The keynote speakers of this event were Michael Brown Sr., whose son, Michael Brown Jr. was shot and killed by a police officer in Ferguson, Missouri and Dr. David Ragland who is a co founder of the Truth Telling project. Marcellus Buckley, an international activist and artist was not able to attend because of bad weather and flight difficulties.
Introducing the night’s speakers was Shanieka Jones, CSUMB’s director of clery compliance, along with select student ambassadors from CSUMB. Jones lightened up the crowd by recognizing all of the attendees in their formal wear saying, “I see you all! My cocoa butter wearin’, melanin, tea tree oil… I see all of you!”
The first to speak was Brown who received a standing ovation when he walked on stage. He discussed with the crowd what he was doing and how he felt on the day he found out his 18-year-old son, who had recently graduated from high school, was shot multiple times in the middle of the street. At first, he did not believe it was his son that was killed.
“August 9, 2014 I had just got off work, around 11. I was doing laundry with my wife, and around 11:45 I got a phone call from Michael’s grandmother… she said that the police shot Mikey and he was lying dead in the street,” said the elder Brown.
The younger Brown’s death sparked outrage and protests in Ferguson and propelled the Black Lives Matter Movement. Later the elder Brown founded the Chosen for Change foundation to provide community awareness of the wrongful death of his son and other similar cases.
When asked from a member of the crowd how he keeps moving forward despite the tragic death of his son, Brown announced that some days were harder than others. He turned all the anger he was feeling into positivity and purpose. “Michael Brown changed a lot of things,” said Brown about his son. “He changed a lot of policies. His mother started petitions. He worked from the grave.”

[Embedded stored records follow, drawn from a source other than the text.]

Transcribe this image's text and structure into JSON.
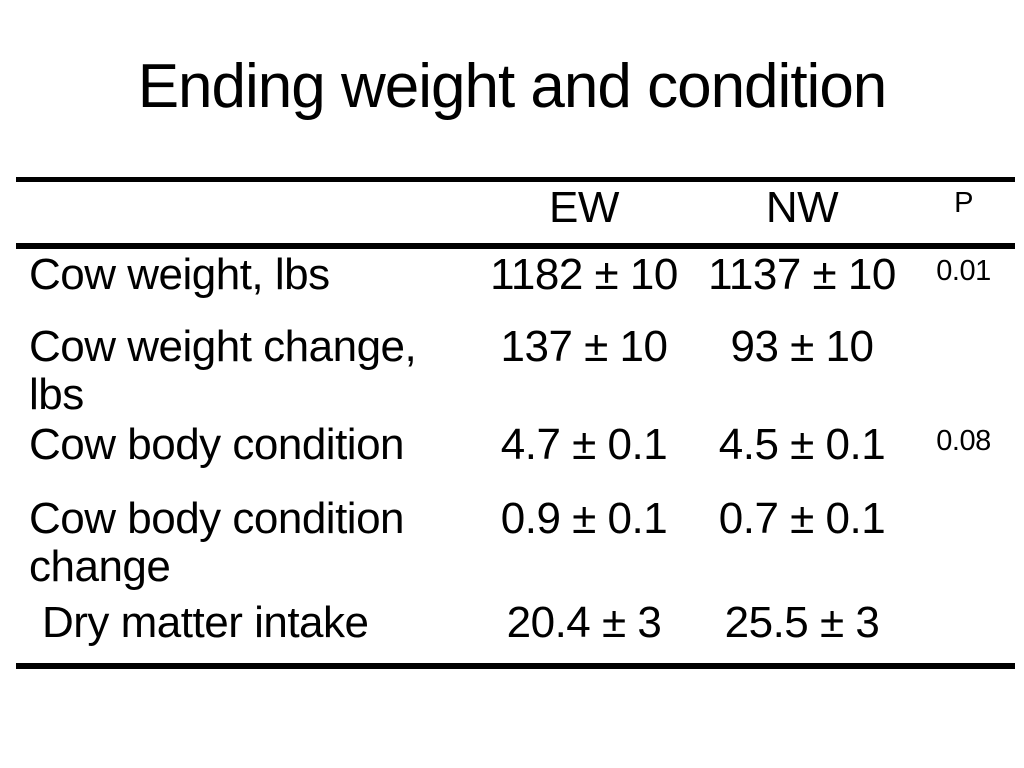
{
  "title": "Ending weight and condition",
  "colors": {
    "background": "#ffffff",
    "text": "#000000",
    "rule": "#000000"
  },
  "table": {
    "columns": {
      "ew": "EW",
      "nw": "NW",
      "p": "P"
    },
    "rows": [
      {
        "label": "Cow weight, lbs",
        "ew": "1182 ± 10",
        "nw": "1137 ± 10",
        "p": "0.01"
      },
      {
        "label": "Cow weight change, lbs",
        "ew": "137 ± 10",
        "nw": "93 ± 10",
        "p": ""
      },
      {
        "label": "Cow body condition",
        "ew": "4.7 ± 0.1",
        "nw": "4.5 ± 0.1",
        "p": "0.08"
      },
      {
        "label": "Cow body condition change",
        "ew": "0.9 ± 0.1",
        "nw": "0.7 ± 0.1",
        "p": ""
      },
      {
        "label": "Dry matter intake",
        "ew": "20.4 ± 3",
        "nw": "25.5 ± 3",
        "p": ""
      }
    ]
  }
}
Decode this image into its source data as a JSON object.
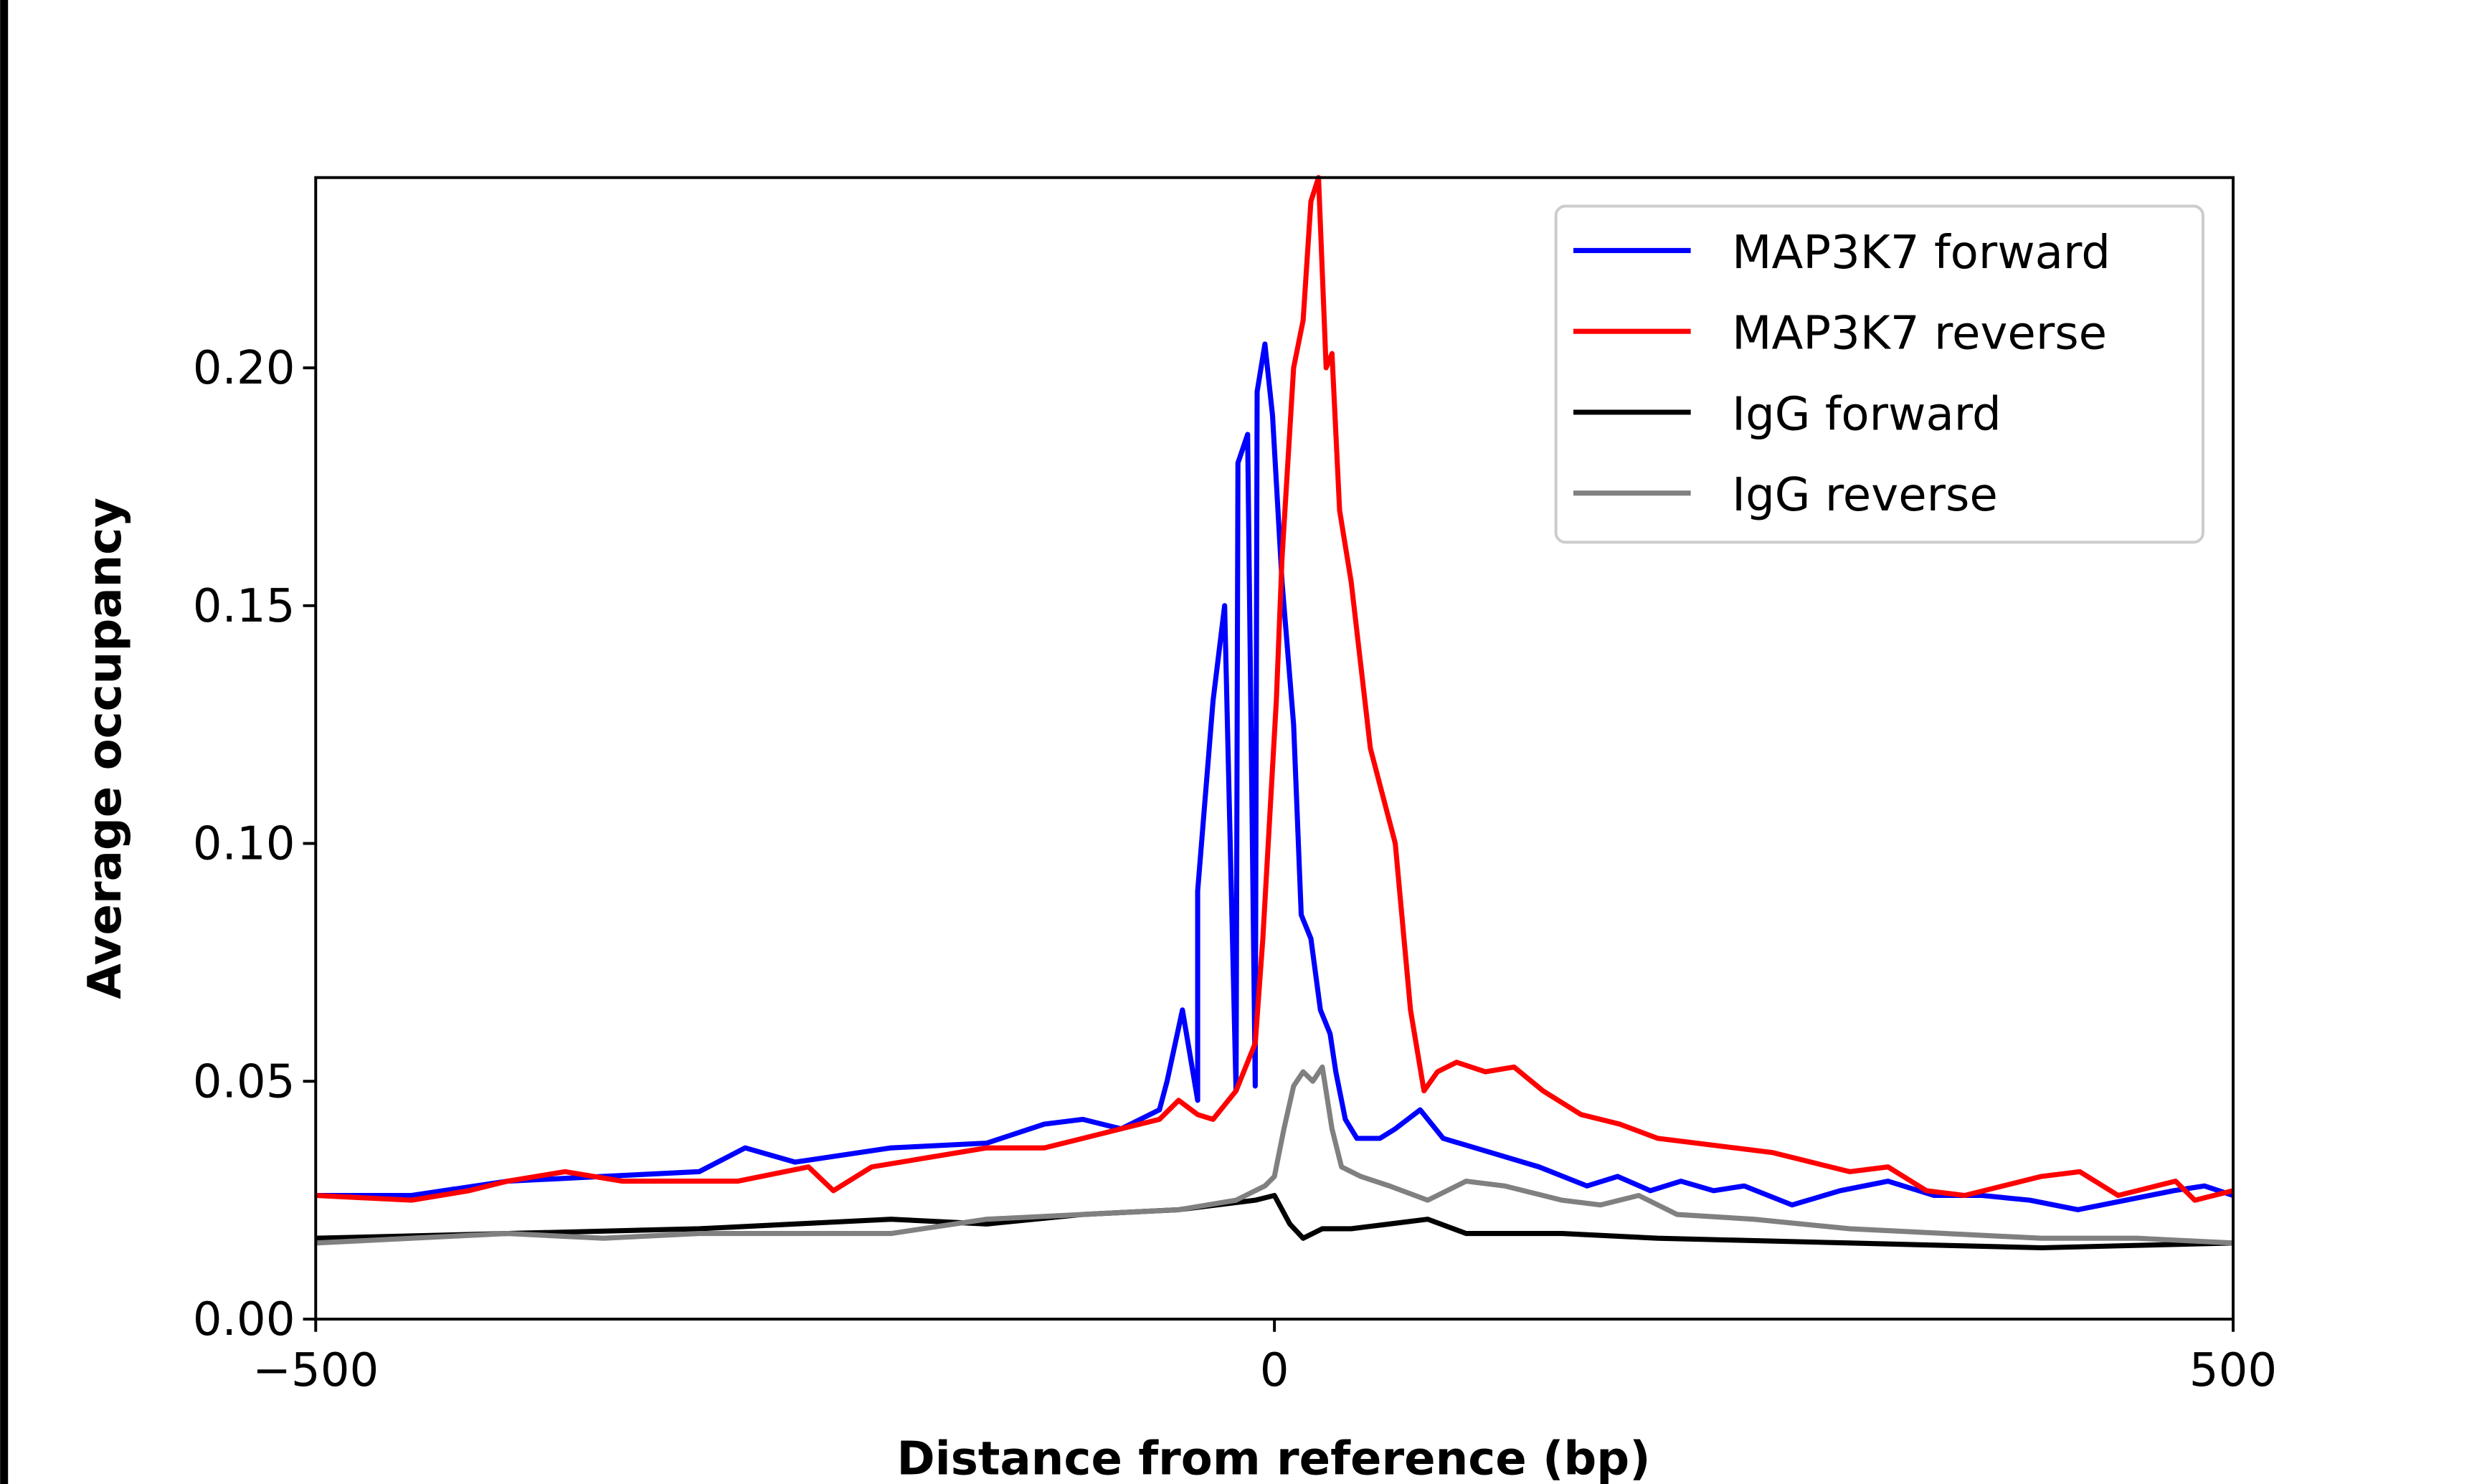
{
  "chart_data": {
    "type": "line",
    "title": "",
    "xlabel": "Distance from reference (bp)",
    "ylabel": "Average occupancy",
    "xlim": [
      -500,
      500
    ],
    "ylim": [
      0,
      0.24
    ],
    "xticks": [
      -500,
      0,
      500
    ],
    "xtick_labels": [
      "−500",
      "0",
      "500"
    ],
    "yticks": [
      0.0,
      0.05,
      0.1,
      0.15,
      0.2
    ],
    "ytick_labels": [
      "0.00",
      "0.05",
      "0.10",
      "0.15",
      "0.20"
    ],
    "grid": false,
    "legend_position": "top-right",
    "series": [
      {
        "name": "MAP3K7 forward",
        "color": "#0000ff",
        "x": [
          -500,
          -450,
          -400,
          -350,
          -300,
          -276,
          -250,
          -200,
          -150,
          -120,
          -100,
          -80,
          -60,
          -40,
          -20,
          -10,
          -56,
          -48,
          -40,
          -32,
          -26,
          -19,
          -14,
          -9,
          -5,
          -1,
          4,
          10,
          14,
          19,
          24,
          29,
          32,
          37,
          43,
          55,
          63,
          76,
          88,
          113,
          138,
          163,
          179,
          196,
          212,
          229,
          245,
          270,
          295,
          320,
          344,
          369,
          394,
          419,
          444,
          469,
          485,
          500
        ],
        "y": [
          0.026,
          0.026,
          0.029,
          0.03,
          0.031,
          0.036,
          0.033,
          0.036,
          0.037,
          0.041,
          0.042,
          0.04,
          0.044,
          0.046,
          0.048,
          0.049,
          0.05,
          0.065,
          0.09,
          0.13,
          0.15,
          0.18,
          0.186,
          0.195,
          0.205,
          0.19,
          0.155,
          0.125,
          0.085,
          0.08,
          0.065,
          0.06,
          0.052,
          0.042,
          0.038,
          0.038,
          0.04,
          0.044,
          0.038,
          0.035,
          0.032,
          0.028,
          0.03,
          0.027,
          0.029,
          0.027,
          0.028,
          0.024,
          0.027,
          0.029,
          0.026,
          0.026,
          0.025,
          0.023,
          0.025,
          0.027,
          0.028,
          0.026
        ]
      },
      {
        "name": "MAP3K7 reverse",
        "color": "#ff0000",
        "x": [
          -500,
          -450,
          -420,
          -400,
          -370,
          -340,
          -310,
          -280,
          -243,
          -230,
          -210,
          -180,
          -150,
          -120,
          -100,
          -80,
          -60,
          -50,
          -40,
          -32,
          -20,
          -10,
          -6,
          1,
          4,
          10,
          15,
          19,
          23,
          27,
          30,
          34,
          40,
          50,
          63,
          71,
          78,
          85,
          95,
          110,
          125,
          140,
          160,
          180,
          200,
          220,
          240,
          260,
          280,
          300,
          320,
          340,
          360,
          380,
          400,
          420,
          440,
          460,
          470,
          480,
          500
        ],
        "y": [
          0.026,
          0.025,
          0.027,
          0.029,
          0.031,
          0.029,
          0.029,
          0.029,
          0.032,
          0.027,
          0.032,
          0.034,
          0.036,
          0.036,
          0.038,
          0.04,
          0.042,
          0.046,
          0.043,
          0.042,
          0.048,
          0.058,
          0.08,
          0.13,
          0.16,
          0.2,
          0.21,
          0.235,
          0.24,
          0.2,
          0.203,
          0.17,
          0.155,
          0.12,
          0.1,
          0.065,
          0.048,
          0.052,
          0.054,
          0.052,
          0.053,
          0.048,
          0.043,
          0.041,
          0.038,
          0.037,
          0.036,
          0.035,
          0.033,
          0.031,
          0.032,
          0.027,
          0.026,
          0.028,
          0.03,
          0.031,
          0.026,
          0.028,
          0.029,
          0.025,
          0.027
        ]
      },
      {
        "name": "IgG forward",
        "color": "#000000",
        "x": [
          -500,
          -400,
          -300,
          -250,
          -200,
          -150,
          -100,
          -50,
          -10,
          0,
          8,
          15,
          25,
          40,
          60,
          80,
          100,
          150,
          200,
          300,
          400,
          500
        ],
        "y": [
          0.017,
          0.018,
          0.019,
          0.02,
          0.021,
          0.02,
          0.022,
          0.023,
          0.025,
          0.026,
          0.02,
          0.017,
          0.019,
          0.019,
          0.02,
          0.021,
          0.018,
          0.018,
          0.017,
          0.016,
          0.015,
          0.016
        ]
      },
      {
        "name": "IgG reverse",
        "color": "#808080",
        "x": [
          -500,
          -450,
          -400,
          -350,
          -300,
          -250,
          -200,
          -150,
          -100,
          -50,
          -20,
          -5,
          0,
          5,
          10,
          15,
          20,
          25,
          30,
          35,
          45,
          60,
          80,
          100,
          120,
          150,
          170,
          190,
          210,
          250,
          300,
          350,
          400,
          450,
          500
        ],
        "y": [
          0.016,
          0.017,
          0.018,
          0.017,
          0.018,
          0.018,
          0.018,
          0.021,
          0.022,
          0.023,
          0.025,
          0.028,
          0.03,
          0.04,
          0.049,
          0.052,
          0.05,
          0.053,
          0.04,
          0.032,
          0.03,
          0.028,
          0.025,
          0.029,
          0.028,
          0.025,
          0.024,
          0.026,
          0.022,
          0.021,
          0.019,
          0.018,
          0.017,
          0.017,
          0.016
        ]
      }
    ]
  }
}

After Brown’s powerful speech about his son and the injustices that took place in 2014, Ragland came on stage to speak from a more academic perspective on Ferguson. “We need more teachers that look like the people they are teaching,” said Ragland. “Violence begets violence. Violence is a problem.”
“We have an entire generation of people growing up believing that black people were brought here as workers. Nawh …we were brought here as slaves!” said Ragland, which led the entire crowd to erupt in applause. He continued, “Black lives Matter is an ideological and political intervention in a world where Black lives are systematically and intentionally targeted for demise. It is an affirmation of Black folks’ contributions to this society, our humanity, and our resilience in the face of deadly oppression.”
When the keynote speakers were asked questions, racism at a local school was brought up. Dariah Synal, who is the president of the Black Students Union at Monterey High School, discussed how two students used offensive words. Two females used a racial slur on separate occasions and posted it onto social media for people to view, one wearing a charcoal-colored face mask saying, “Is this what being a n***er feels like?” The incidents were reported to the school district, which the students stated has done little about the situation.
“This is an age of black face, of white people saying the N-word, of blatant disrespect of what black people are asking for, and it shouldn’t be tolerated,” said Ragland. “If we believe in a human dignity and support and care about our students, then we’ll deal with those issues. If [they] don’t, the school district is showing what they care about, and it’s not the Black and brown students.”
Many of the students were impressed by the night’s event. “The speakers were great,” said Sarah Smith, a CSUMB student, about the All Black Gala after it ended. “As a white person, it opened my eyes and gave a point of view that I haven’t been exposed to.”
Jennifer Costa, a member of Associated Students, wished there were more people in attendance, “I think it was powerful and a very necessary conversation to have and hear.”